Jul 17, 2005

Le concept de consentement préalable donné librement et en connaissance de cause


Dans la salle de conférence, les flashes crépitent. Adelard Blackman, représentant spécial du Chef Louie Chanolquay de la Buffalo River Dene Nation, au Canada, tient dans sa main légèrement tremblante une plume d’aigle, symbole de sa Communauté, alors qu’il prononce sa déclaration. Autour, un groupe de participants à cette 23° Cession du Groupe de Travail sur les Populations Autochtones (GTPA) s’agite pour immortaliser ce moment il est vrai émouvant. En ce troisième jour de travail du GTPA, les débats continuent au Palais des Nations, à Genève.

Le concept de « consentement préalable donné librement et en connaissance de cause » fut l’un des principaux thèmes de la journée, à partir d’un document rédigé par Antaonella-Iulia Motoc, en collaboration avec la Fondation Tebtebba.

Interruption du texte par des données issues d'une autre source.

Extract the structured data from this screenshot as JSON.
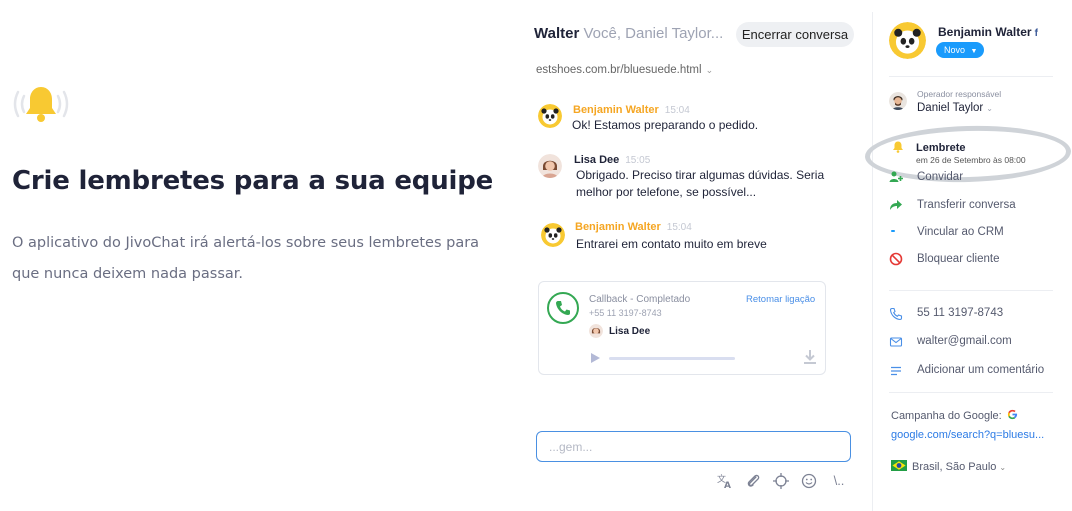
{
  "promo": {
    "title": "Crie lembretes para a sua equipe",
    "description": "O aplicativo do JivoChat irá alertá-los sobre seus lembretes para que nunca deixem nada passar."
  },
  "chat": {
    "title_name": "Walter",
    "title_participants": "Você, Daniel Taylor...",
    "end_button": "Encerrar conversa",
    "page_url": "estshoes.com.br/bluesuede.html",
    "messages": [
      {
        "author": "Benjamin Walter",
        "time": "15:04",
        "text": "Ok! Estamos preparando o pedido."
      },
      {
        "author": "Lisa Dee",
        "time": "15:05",
        "text": "Obrigado. Preciso tirar algumas dúvidas. Seria melhor por telefone, se possível..."
      },
      {
        "author": "Benjamin Walter",
        "time": "15:04",
        "text": "Entrarei em contato muito em breve"
      }
    ],
    "callback": {
      "title": "Callback - Completado",
      "phone": "+55 11 3197-8743",
      "retry": "Retomar ligação",
      "agent": "Lisa Dee",
      "progress": 0
    },
    "compose_placeholder": "...gem...",
    "tool_icons": [
      "translate-icon",
      "attach-icon",
      "target-icon",
      "emoji-icon",
      "more-icon"
    ]
  },
  "sidebar": {
    "client_name": "Benjamin Walter",
    "social": "f",
    "status_badge": "Novo",
    "operator_label": "Operador responsável",
    "operator_name": "Daniel Taylor",
    "reminder_title": "Lembrete",
    "reminder_date": "em 26 de Setembro  às 08:00",
    "actions": [
      {
        "label": "Convidar",
        "icon": "invite-icon"
      },
      {
        "label": "Transferir conversa",
        "icon": "transfer-icon"
      },
      {
        "label": "Vincular ao CRM",
        "icon": "crm-icon"
      },
      {
        "label": "Bloquear cliente",
        "icon": "block-icon"
      }
    ],
    "phone": "55 11 3197-8743",
    "email": "walter@gmail.com",
    "comment": "Adicionar um comentário",
    "campaign_label": "Campanha do Google:",
    "campaign_link": "google.com/search?q=bluesu...",
    "location": "Brasil, São Paulo"
  },
  "colors": {
    "agent_name": "#f5a623",
    "accent_blue": "#1a9bfc",
    "link_blue": "#2c7be5",
    "bell_yellow": "#f8c932"
  }
}
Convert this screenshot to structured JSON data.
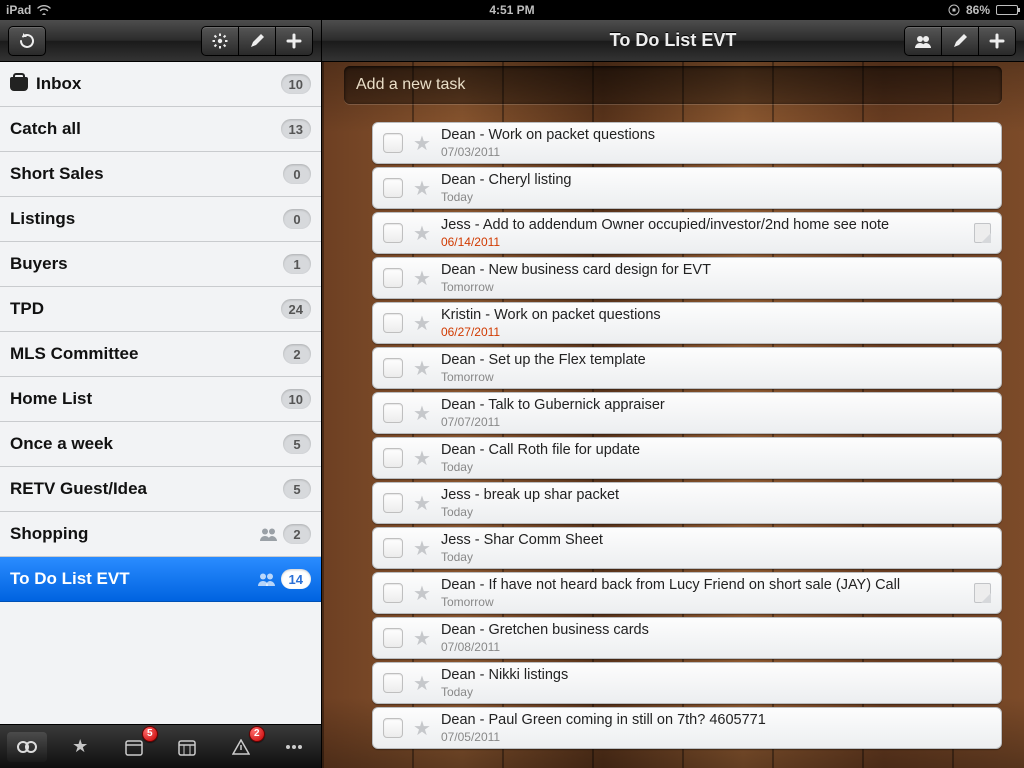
{
  "statusbar": {
    "device": "iPad",
    "time": "4:51 PM",
    "battery_pct": "86%",
    "battery_level": 86
  },
  "sidebar": {
    "items": [
      {
        "label": "Inbox",
        "count": "10",
        "icon": "inbox"
      },
      {
        "label": "Catch all",
        "count": "13"
      },
      {
        "label": "Short Sales",
        "count": "0"
      },
      {
        "label": "Listings",
        "count": "0"
      },
      {
        "label": "Buyers",
        "count": "1"
      },
      {
        "label": "TPD",
        "count": "24"
      },
      {
        "label": "MLS Committee",
        "count": "2"
      },
      {
        "label": "Home List",
        "count": "10"
      },
      {
        "label": "Once a week",
        "count": "5"
      },
      {
        "label": "RETV Guest/Idea",
        "count": "5"
      },
      {
        "label": "Shopping",
        "count": "2",
        "shared": true
      },
      {
        "label": "To Do List EVT",
        "count": "14",
        "shared": true,
        "selected": true
      }
    ],
    "tabbar_badges": {
      "calendar1": "5",
      "alert": "2"
    }
  },
  "main": {
    "title": "To Do List EVT",
    "addtask_placeholder": "Add a new task",
    "tasks": [
      {
        "title": "Dean - Work on packet questions",
        "date": "07/03/2011"
      },
      {
        "title": "Dean - Cheryl listing",
        "date": "Today"
      },
      {
        "title": "Jess - Add to addendum Owner occupied/investor/2nd home see note",
        "date": "06/14/2011",
        "overdue": true,
        "note": true
      },
      {
        "title": "Dean - New business card design for EVT",
        "date": "Tomorrow"
      },
      {
        "title": "Kristin - Work on packet questions",
        "date": "06/27/2011",
        "overdue": true
      },
      {
        "title": "Dean - Set up the Flex template",
        "date": "Tomorrow"
      },
      {
        "title": "Dean - Talk to Gubernick appraiser",
        "date": "07/07/2011"
      },
      {
        "title": "Dean - Call Roth file for update",
        "date": "Today"
      },
      {
        "title": "Jess - break up shar packet",
        "date": "Today"
      },
      {
        "title": "Jess - Shar Comm Sheet",
        "date": "Today"
      },
      {
        "title": "Dean - If have not heard back from Lucy Friend on short sale (JAY) Call",
        "date": "Tomorrow",
        "note": true
      },
      {
        "title": "Dean - Gretchen business cards",
        "date": "07/08/2011"
      },
      {
        "title": "Dean - Nikki listings",
        "date": "Today"
      },
      {
        "title": "Dean - Paul Green coming in still on 7th? 4605771",
        "date": "07/05/2011"
      }
    ]
  }
}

Important pour des Populations autochtones souvent peu, voire pas du tout, impliquées dans les processus de décisions, ce sujet devient encore plus crucial quand il s’agit de décisions concernant des projets devant être réalisés sur les territoires originels de ces Populations, menaçant leurs ressources, mettant en péril leurs cultures, leurs liens avec la nature et leurs modes de vie traditionnels.

Un autre point central du travail fut consacré au projet de déclaration sur la protection des héritages des populations indigènes, thème principal du GTPA cette année. Yozo Yokota, expert du GTPA, et le Comité Saami avaient rédigé un document de travail, dans lequel ils demandaient notamment à l’ONU d’adopter au plus vite la déclaration sur les Droits des Peuples Autochtones, en vue de la « préservation du savoir et de l’Héritage culturel Autochtones ». Les débats furent intéressants, les délégués commentant le texte, le représentant du Comité Saami l’expliquant. On pouvait cependant regretter l’absence de Yozo Yokota lors de la cession. Il est encore trop tôt pour savoir si ces efforts de la part des Populations Autochtones seront récompensés par l’adoption du texte par les Commissions des Nations Unies auxquelles est rattaché le GTPA, tant cette adoption est attendue depuis de nombreuses années.

Intéressante, la déclaration de la représentante de la commission Européenne le fut également. Présente « avant tout pour écouter les problèmes et les propositions des représentants et des membres du GTPA, afin de les intégrer aux réflexions et aux discussions de la Commission », elle fut aussi à Genève pour exprimer l’intérêt de l’Union européenne (UE), à travers sa Commission, pour les questions liées aux Populations Autochtones et à leurs Droits Fondamentaux. La question des liens entre l’ONU, le GTPA et l’UE est à creuser, et il est possible de penser qu’une coopération plus poussée entre ces institutions serait profitable aux Populations Autochtones. Dans la même logique, peut-être peut-on même formuler le souhait de voir le Conseil de l’Europe, autre institution reconnue, prendre une plus large part aux Cessions du GTPA.

Notons également qu’une partie de la journée fut consacrée à la fin du débat abordé lors du 2° jour (le 19 Juillet), concernant les « Populations Autochtones et la prévention et la résolution des conflits ». C’est au cours de ces discussions que Mr. Blackman, évoqué plus haut, a présenté son analyse – pertinente – des conflits contemporains, dits « ethniques » ou « locaux », définitions qui selon lui cachent trop souvent la responsabilité des Etats Nations et de leurs « comportements colonialistes ». Et Mr. Blackman de citer le Rapporteur Spécial Mr. Stavonhaguen : « c’est la négation du droit à l’autodétermination qui créé les conflits ; pas le fait de réclamer ce droit ».

Ce fut une journée encore chargée d’enseignements, de débats, de propositions, mais aussi d’interrogations, de questions et de problématiques soulevées qui restent sans réponses. Cette troisième journée de la 23° Cession du GTPA, comme les deux précédentes, illustre ce que constitue le GTPA, la plus large rencontre de Populations Autochtones au sein des Nations Unies, en même temps qu’un organe encore loin de pouvoir apporter des réponses concrètes et entendues au plus haut niveau, aux problèmes qui se posent à toutes les Communautés Autochtones de la Planète.